For now let's just consider the first mapping. You have defined a map $f \colon \mathbf{Obj}(\mathbf{UR}) \to \mathbf{Obj}(\mathbf{Set})$ between the classes of rings and sets. Now if you consider every $\alpha \in \mathbf{Ar}(\mathbf{UR})$ which is simply an isomorphism $\alpha \colon R \to S$ between the rings $R$ and $S$, this is a mapping such that $\alpha(f(R)) \subseteq f(S)$, i.e. $\alpha$ sends irreducible elements of $R$ in irreducible elements of $S$. This tells that we can restrict the isomorphism $\alpha$ to a function $$f(\alpha) \colon f(R) \to f(S)$$ that sends every $x \in f(R)$ in the element $\alpha(x) \in f(S)$. This extend $f$ to a mapping $$f \colon \mathbf{Ar}(\mathbf {UR}) \to \mathbf{Ar}(\mathbf{Set})$$ which sends every $\alpha \in \mathbf{Ar}(\mathbf{UR})$ in $f(\alpha)$ defined as above. It's easy to prove that in this way the two mappings, the one on the objects and the one on the arrows give us a functor $$f \colon \mathbf{UR} \to \mathbf{Set}$$
A similar construction can be done for the other mapping to obtain a functor $$g \colon \mathbf{UR} \times \mathbf{UR} \to \mathbf{Set}$$ which extend the maps you defined in the question, which is a map of type $$g \colon \mathbf{Obj}(\mathbf{UR}\times\mathbf{UR}) \to \mathbf{Set}$$ In this case the construction is a little more subtle since it requires to deal with definition of an ordered pair as a set. But the basics is the same, the mapping $f$ and $g$ are the objects functions part of two functors, or if you prefer the mapping defined can be extended to two functors between the categories involved.
Edit: after the comment of user18921 I think some additional information are needed.
For start we can see that a category is a sort of algebraic structure, with two collections, a collection $C_0$ for the objects and a collection of morphisms $C_1$, and four operation between them
Such operations are required to satisfy some condition, for more details I suggest to take a look here.

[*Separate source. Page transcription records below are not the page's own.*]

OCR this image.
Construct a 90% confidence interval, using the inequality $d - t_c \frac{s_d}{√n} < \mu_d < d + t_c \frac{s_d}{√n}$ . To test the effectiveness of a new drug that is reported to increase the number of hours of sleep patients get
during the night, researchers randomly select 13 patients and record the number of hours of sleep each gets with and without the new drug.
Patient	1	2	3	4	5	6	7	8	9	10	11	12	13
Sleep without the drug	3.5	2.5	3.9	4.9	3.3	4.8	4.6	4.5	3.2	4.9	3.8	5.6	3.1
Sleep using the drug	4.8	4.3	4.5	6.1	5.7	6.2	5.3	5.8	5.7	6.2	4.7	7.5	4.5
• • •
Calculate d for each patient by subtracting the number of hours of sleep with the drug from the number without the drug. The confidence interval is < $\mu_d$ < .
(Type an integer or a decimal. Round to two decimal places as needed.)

The main difference between categories and other ordinary algebraic structures is that categories deal with two sort, the collection of objects and the one of the morphisms, while ordinary algebraic structures have one sort, with the exception of modules. Being a such sort of structure in natural to require that morphisms of categories $\mathbf C$ and $\mathbf D$ are given by two pair of operations one between the object-collections $$ C_0 \rightarrow D_0$$ and one between the morphisms $$C_1 \rightarrow D_1$$ in such a way to preserve the operations of the category. A functor do exactly this, and so functors are the natural notion of morphisms which preserve the structure of category.
In the end there are some particular categories: those where every morphisms have an inverse for composition, such categories are called groupoids and for every category there's a canonical groupoid associated to it, the subcategory of all invertible morphisms (isomorphisms) in it.